Ravage Me: Rachel Maddow

Note: "Ravage Me" is a column I've created to help me categorize posts about people I admire and enjoy (and, from time to time, might daydream about having raunchy dirty sex with).


God. Rachel, you make the unsightly American flag look so damn good...mmmhmm!

I just finished spending a full hour watching video clips of and reading articles about Rachel Maddow. I'm at a point where I feel intense, severe desire to transcend science by jumping into my computer screen and asking (maybe forcing, if needed) Rachel to ravage my body.

She was a Rhodes Scholar at Oxford University, where she obtained a doctorate in political science. Her activism focused on HIV/AIDS and prison rights. She's probably the most well-known for her daily show, The Rachel Maddow Show.

And...I am such a fangirl.

I realize, for the most part, the general mass still only allows themselves to nod their heads in agreeance with and laugh at the jokes of white dykes. Ha, maybe I will live to the day to see a queer woman of colour in a similar public position as Maddow. I mean, Obama is now the President-elect of the United States, surely we will soon see a queer woman of colour of, at least, Maddow's caliber...right?

I know it's rather offensive to set a well-educated, white lesbian woman as the ideal against which queer women of colour should aspire to. I should probably be severely chastised for creating such a power dynamic, but really, I've got such the hots for her that I'm beyond senseless and anti-oppressive lecturing.

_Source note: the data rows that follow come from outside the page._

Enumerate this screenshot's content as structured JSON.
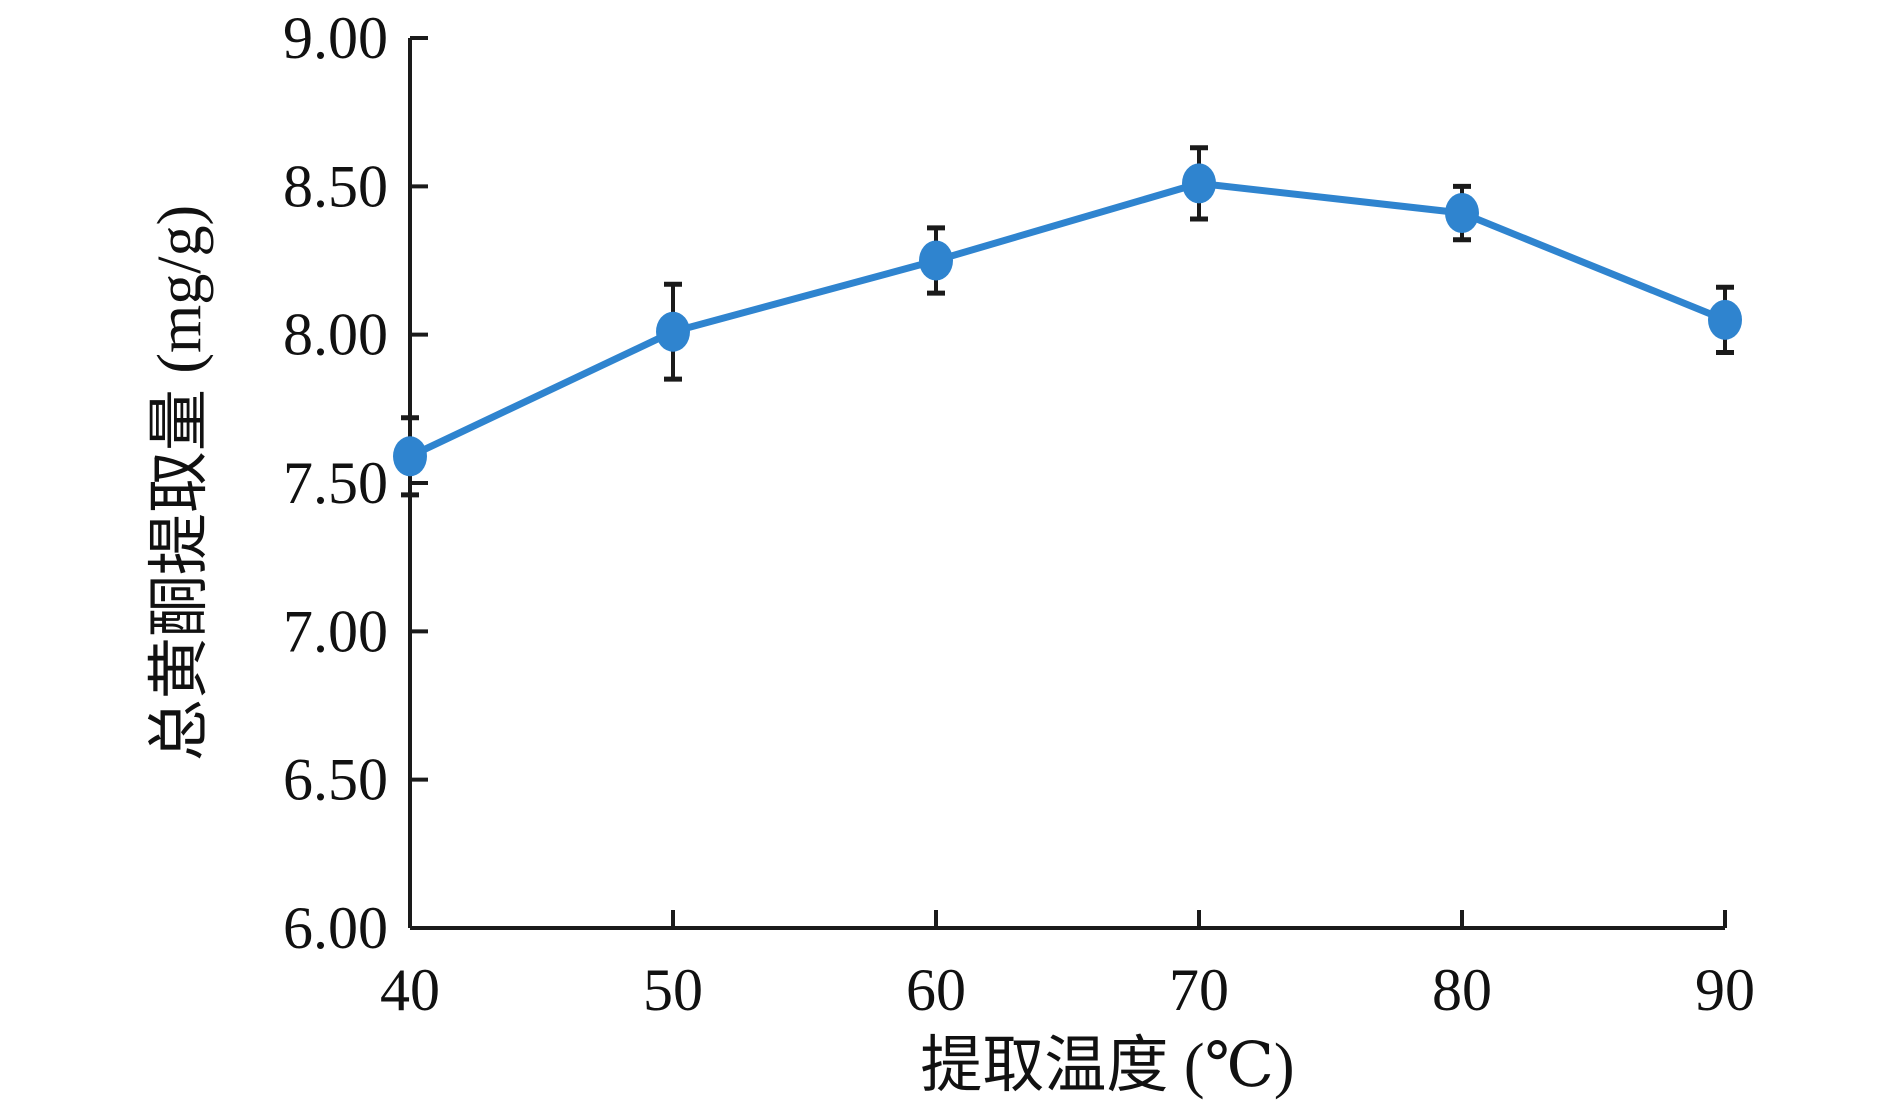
{
  "chart_data": {
    "type": "line",
    "xlabel": "提取温度 (℃)",
    "ylabel": "总黄酮提取量 (mg/g)",
    "x": [
      40,
      50,
      60,
      70,
      80,
      90
    ],
    "x_tick_labels": [
      "40",
      "50",
      "60",
      "70",
      "80",
      "90"
    ],
    "y_tick_values": [
      6.0,
      6.5,
      7.0,
      7.5,
      8.0,
      8.5,
      9.0
    ],
    "y_tick_labels": [
      "6.00",
      "6.50",
      "7.00",
      "7.50",
      "8.00",
      "8.50",
      "9.00"
    ],
    "ylim": [
      6.0,
      9.0
    ],
    "xlim": [
      40,
      90
    ],
    "series": [
      {
        "values": [
          7.59,
          8.01,
          8.25,
          8.51,
          8.41,
          8.05
        ],
        "error": [
          0.13,
          0.16,
          0.11,
          0.12,
          0.09,
          0.11
        ],
        "color": "#2f84cf"
      }
    ],
    "error_bar_color": "#1a1a1a",
    "axis_color": "#1a1a1a",
    "grid": false
  }
}
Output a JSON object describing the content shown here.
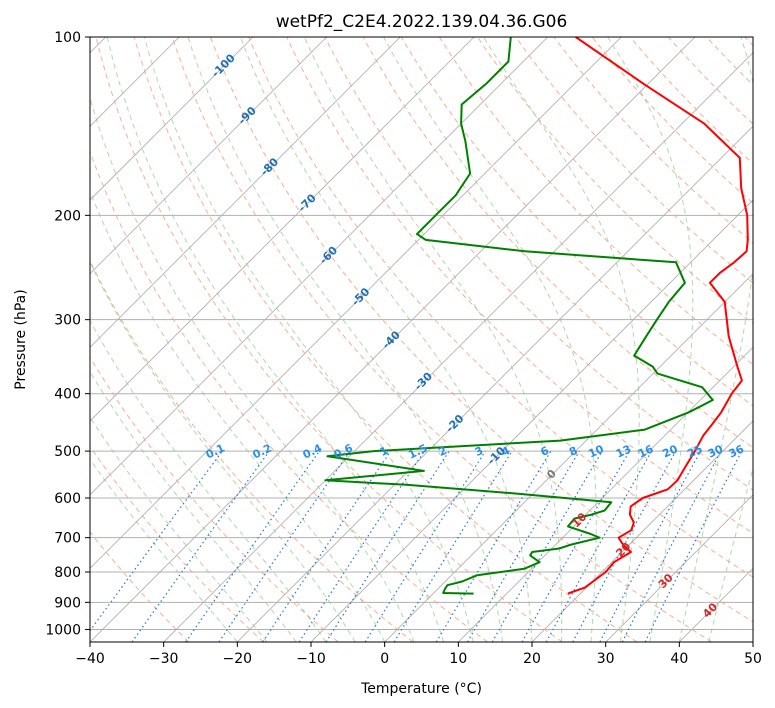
{
  "chart_data": {
    "type": "skew-t",
    "title": "wetPf2_C2E4.2022.139.04.36.G06",
    "xlabel": "Temperature (°C)",
    "ylabel": "Pressure (hPa)",
    "xlim": [
      -40,
      50
    ],
    "ylim_hpa": [
      1050,
      100
    ],
    "x_ticks": [
      "−40",
      "−30",
      "−20",
      "−10",
      "0",
      "10",
      "20",
      "30",
      "40",
      "50"
    ],
    "x_tick_values": [
      -40,
      -30,
      -20,
      -10,
      0,
      10,
      20,
      30,
      40,
      50
    ],
    "y_ticks": [
      "100",
      "200",
      "300",
      "400",
      "500",
      "600",
      "700",
      "800",
      "900",
      "1000"
    ],
    "y_tick_values": [
      100,
      200,
      300,
      400,
      500,
      600,
      700,
      800,
      900,
      1000
    ],
    "isotherm_labels": [
      "-100",
      "-90",
      "-80",
      "-70",
      "-60",
      "-50",
      "-40",
      "-30",
      "-20",
      "-10",
      "0",
      "10",
      "20",
      "30",
      "40"
    ],
    "isotherm_values": [
      -100,
      -90,
      -80,
      -70,
      -60,
      -50,
      -40,
      -30,
      -20,
      -10,
      0,
      10,
      20,
      30,
      40
    ],
    "mixing_ratio_labels": [
      "0.1",
      "0.2",
      "0.4",
      "0.6",
      "1",
      "1.5",
      "2",
      "3",
      "4",
      "6",
      "8",
      "10",
      "13",
      "16",
      "20",
      "25",
      "30",
      "36"
    ],
    "mixing_ratio_values": [
      0.1,
      0.2,
      0.4,
      0.6,
      1,
      1.5,
      2,
      3,
      4,
      6,
      8,
      10,
      13,
      16,
      20,
      25,
      30,
      36
    ],
    "series": [
      {
        "name": "temperature",
        "color": "#ff0000",
        "points": [
          [
            18.3,
            870
          ],
          [
            19.8,
            850
          ],
          [
            20.5,
            800
          ],
          [
            20.3,
            770
          ],
          [
            21.2,
            740
          ],
          [
            19.2,
            720
          ],
          [
            17.6,
            700
          ],
          [
            18.3,
            680
          ],
          [
            17.6,
            660
          ],
          [
            16.0,
            640
          ],
          [
            15.0,
            620
          ],
          [
            15.5,
            600
          ],
          [
            17.7,
            580
          ],
          [
            17.8,
            560
          ],
          [
            17.0,
            530
          ],
          [
            16.2,
            500
          ],
          [
            15.2,
            470
          ],
          [
            14.9,
            450
          ],
          [
            14.5,
            430
          ],
          [
            13.4,
            400
          ],
          [
            13.0,
            380
          ],
          [
            10.5,
            360
          ],
          [
            5.2,
            320
          ],
          [
            0.0,
            280
          ],
          [
            -4.6,
            260
          ],
          [
            -4.6,
            250
          ],
          [
            -4.1,
            240
          ],
          [
            -3.9,
            230
          ],
          [
            -5.3,
            220
          ],
          [
            -8.7,
            200
          ],
          [
            -13.2,
            180
          ],
          [
            -17.5,
            160
          ],
          [
            -27.0,
            140
          ],
          [
            -40.6,
            120
          ],
          [
            -56.2,
            100
          ]
        ]
      },
      {
        "name": "dewpoint",
        "color": "#008000",
        "points": [
          [
            5.5,
            870
          ],
          [
            1.3,
            868
          ],
          [
            1.0,
            855
          ],
          [
            0.8,
            842
          ],
          [
            2.3,
            830
          ],
          [
            3.5,
            810
          ],
          [
            9.0,
            790
          ],
          [
            10.2,
            770
          ],
          [
            8.0,
            750
          ],
          [
            7.8,
            740
          ],
          [
            11.0,
            730
          ],
          [
            12.0,
            720
          ],
          [
            15.0,
            700
          ],
          [
            13.3,
            690
          ],
          [
            9.2,
            670
          ],
          [
            9.0,
            650
          ],
          [
            10.8,
            640
          ],
          [
            12.0,
            630
          ],
          [
            11.8,
            610
          ],
          [
            -2.0,
            590
          ],
          [
            -18.4,
            570
          ],
          [
            -30.0,
            560
          ],
          [
            -17.9,
            540
          ],
          [
            -33.0,
            510
          ],
          [
            -27.4,
            500
          ],
          [
            -3.5,
            480
          ],
          [
            6.5,
            460
          ],
          [
            10.1,
            430
          ],
          [
            11.7,
            410
          ],
          [
            8.5,
            390
          ],
          [
            0.6,
            370
          ],
          [
            -1.0,
            360
          ],
          [
            -5.0,
            345
          ],
          [
            -6.0,
            320
          ],
          [
            -6.8,
            300
          ],
          [
            -7.6,
            280
          ],
          [
            -8.0,
            260
          ],
          [
            -12.0,
            240
          ],
          [
            -34.0,
            230
          ],
          [
            -49.0,
            220
          ],
          [
            -51.0,
            215
          ],
          [
            -51.0,
            200
          ],
          [
            -51.0,
            185
          ],
          [
            -52.0,
            170
          ],
          [
            -57.0,
            150
          ],
          [
            -60.0,
            140
          ],
          [
            -62.5,
            130
          ],
          [
            -62.0,
            120
          ],
          [
            -62.0,
            110
          ],
          [
            -65.0,
            100
          ]
        ]
      }
    ]
  }
}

But really, we must all agree that Rachel is wittier, funnier and more articulate than North America's last really famous lesbian, Ellen DeGeneres (okay, there's also Lindsay Lohan, but let's not go there). Plus, let's not forget the fact that North American mass media loves to see gay people as comedians and not often as political commentators and analysts. The woman is sharp with her commentary; it's highly impressive.

Geeze, even her awful excuse of a haircut has somehow made its way to my heart, making it pump extra fast and extra hard upon the sight of the ungodly mane.

I'm sure there's something disgraceful about her, that someone will soon point out to me. I already know that she loves the Olympics and boasted about not being affected by anything she ate and drank while in Mexico in early 2006 (a day after which she fell ill. ha.), like Mexico is this infested, "other" place that she has triumphed over. I'm still unaffected by the rather disappointing "fun facts" about her. So please, do enlighten me as to save me from my own obsession.

But really now, Rachel, why spend all of your energy laying the smackdown on loser conservative talk heads when you can be laying the smackdown on me??? Actually, I'm not even quite sure what I even meant by that, but I think I was trying to go for "word-on-play sexy and witty."